Many of Seeling's buildings were destroyed by strategic bombing during World War II, though some were rebuilt either in a Modern style, in a simplified style or in the original style:
- 1880 Rathaus Calau
- 1886 Stadttheater Halle
- 1892 Theater am Schiffbauerdamm, Berlin
- 1892 Grillo-Theater, Essen (destroyed during World War II)
- 1895 Stadttheater Rostock (destroyed during World War II)
- 1896 Theater Bromberg (from 1919 Teatr Miejski, Bydgoszcz, destroyed during World War II)

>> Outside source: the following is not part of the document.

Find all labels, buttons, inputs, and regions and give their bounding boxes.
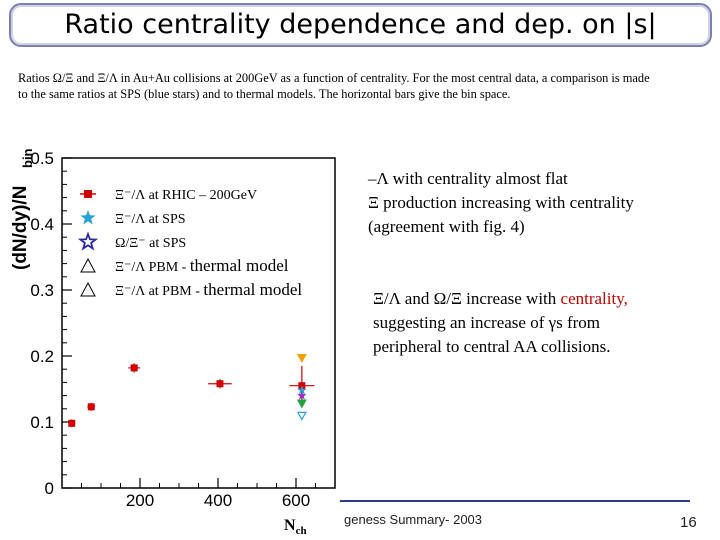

- 1897 Christuskirche, Bromberg (present-day Kościół Zbawiciela, Bydgoszcz)
- 1901 Theater Aachen, conversion
- 1902 Schauspielhaus Frankfurt (destroyed during World War II)
- 1902 Theater Gera
- 1903 Evangelische Kirche, Bromberg (present-day Kościół św. Andrzeja Boboli, Bydgoszcz)

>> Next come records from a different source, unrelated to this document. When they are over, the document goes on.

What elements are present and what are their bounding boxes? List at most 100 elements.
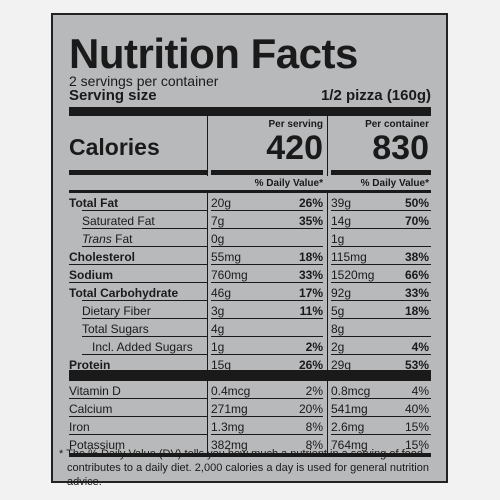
container-daily-value: 66% (404, 268, 429, 282)
container-amount: 5g (331, 304, 345, 318)
container-amount: 14g (331, 214, 352, 228)
vitamin-rule-name (69, 416, 207, 417)
row-rule-serving (211, 318, 323, 319)
serving-amount: 20g (211, 196, 232, 210)
nutrient-name: Sodium (69, 268, 113, 282)
vitamin-serving-amount: 271mg (211, 402, 248, 416)
row-rule-serving (211, 336, 323, 337)
serving-daily-value: 26% (298, 358, 323, 372)
calories-per-container: 830 (372, 129, 429, 167)
row-rule-name (69, 282, 207, 283)
vitamin-rule-name (69, 434, 207, 435)
vitamin-rule-container (331, 398, 431, 399)
vitamin-serving-daily-value: 20% (298, 402, 323, 416)
calories-per-serving: 420 (266, 129, 323, 167)
calories-label: Calories (69, 134, 160, 160)
footnote: * The % Daily Value (DV) tells you how m… (59, 447, 429, 489)
column-divider-container (327, 193, 328, 370)
container-amount: 1g (331, 232, 345, 246)
serving-amount: 1g (211, 340, 225, 354)
nutrition-facts-panel: Nutrition Facts 2 servings per container… (51, 13, 448, 488)
row-rule-name (69, 264, 207, 265)
row-rule-name (82, 300, 207, 301)
row-rule-serving (211, 264, 323, 265)
row-rule-name (82, 228, 207, 229)
serving-amount: 55mg (211, 250, 242, 264)
bottom-divider (69, 453, 431, 457)
container-amount: 1520mg (331, 268, 375, 282)
vitamin-rule-serving (211, 416, 323, 417)
vitamin-rule-container (331, 434, 431, 435)
serving-size-value: 1/2 pizza (160g) (320, 87, 431, 104)
column-divider-serving-top (207, 116, 208, 176)
footnote-line-2: contributes to a daily diet. 2,000 calor… (67, 462, 429, 488)
vitamin-name: Vitamin D (69, 384, 121, 398)
serving-daily-value: 17% (298, 286, 323, 300)
serving-amount: 4g (211, 322, 225, 336)
row-rule-container (331, 264, 431, 265)
vitamin-serving-amount: 0.4mcg (211, 384, 251, 398)
row-rule-container (331, 300, 431, 301)
row-rule-name (82, 246, 207, 247)
servings-per-container: 2 servings per container (69, 73, 219, 89)
vitamin-column-divider-serving (207, 381, 208, 453)
nutrient-name: Incl. Added Sugars (92, 340, 193, 354)
vitamin-container-amount: 0.8mcg (331, 384, 371, 398)
nutrient-name: Saturated Fat (82, 214, 155, 228)
serving-daily-value: 26% (298, 196, 323, 210)
container-amount: 92g (331, 286, 352, 300)
nutrient-name: Protein (69, 358, 111, 372)
container-daily-value: 50% (404, 196, 429, 210)
container-daily-value: 53% (404, 358, 429, 372)
calories-rule-container (331, 170, 431, 175)
row-rule-name (82, 336, 207, 337)
container-amount: 39g (331, 196, 352, 210)
container-amount: 29g (331, 358, 352, 372)
vitamin-serving-daily-value: 8% (305, 438, 323, 452)
row-rule-name (82, 354, 207, 355)
container-daily-value: 4% (411, 340, 429, 354)
vitamin-container-daily-value: 40% (404, 402, 429, 416)
vitamin-rule-serving (211, 434, 323, 435)
nutrient-name: Cholesterol (69, 250, 136, 264)
serving-size-label: Serving size (69, 87, 157, 104)
column-divider-container-top (327, 116, 328, 176)
nutrient-name: Trans Fat (82, 232, 132, 246)
container-amount: 115mg (331, 250, 367, 264)
serving-amount: 15g (211, 358, 232, 372)
row-rule-container (331, 246, 431, 247)
container-amount: 2g (331, 340, 345, 354)
serving-daily-value: 11% (299, 304, 323, 318)
container-daily-value: 33% (404, 286, 429, 300)
serving-amount: 46g (211, 286, 232, 300)
vitamin-container-daily-value: 15% (404, 438, 429, 452)
row-rule-serving (211, 228, 323, 229)
vitamin-serving-daily-value: 2% (305, 384, 323, 398)
vitamin-name: Potassium (69, 438, 126, 452)
container-amount: 8g (331, 322, 345, 336)
row-rule-serving (211, 246, 323, 247)
thick-divider-top (69, 107, 431, 116)
vitamin-container-amount: 2.6mg (331, 420, 365, 434)
vitamin-serving-amount: 382mg (211, 438, 248, 452)
serving-amount: 7g (211, 214, 225, 228)
row-rule-container (331, 336, 431, 337)
dv-header-serving: % Daily Value* (254, 178, 323, 189)
row-rule-name (82, 318, 207, 319)
serving-daily-value: 35% (298, 214, 323, 228)
row-rule-serving (211, 354, 323, 355)
row-rule-name (82, 210, 207, 211)
vitamin-serving-daily-value: 8% (305, 420, 323, 434)
dv-header-container: % Daily Value* (360, 178, 429, 189)
nutrient-name: Dietary Fiber (82, 304, 151, 318)
row-rule-container (331, 210, 431, 211)
vitamin-name: Calcium (69, 402, 113, 416)
row-rule-container (331, 318, 431, 319)
calories-rule-serving (211, 170, 323, 175)
container-daily-value: 70% (404, 214, 429, 228)
serving-amount: 3g (211, 304, 225, 318)
thick-divider-vitamins (69, 370, 431, 381)
serving-daily-value: 18% (298, 250, 323, 264)
per-serving-header: Per serving (268, 119, 323, 130)
nutrient-name: Total Carbohydrate (69, 286, 179, 300)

- 1905 Staatstheater Nürnberg, then the most expensive theatre construction in Europe
- 1907 Kiel Opera House
- 1910 Theater Freiburg
- 1910 Rathaus Charlottenburg, extension
- 1912 Deutsche Oper, Charlottenburg (destroyed during World War II)
- 1914 Waldhaus Charlottenburg, Kremmen

== Death ==
Heinrich Seeling died on the 15th of February, 1932 in Berlin.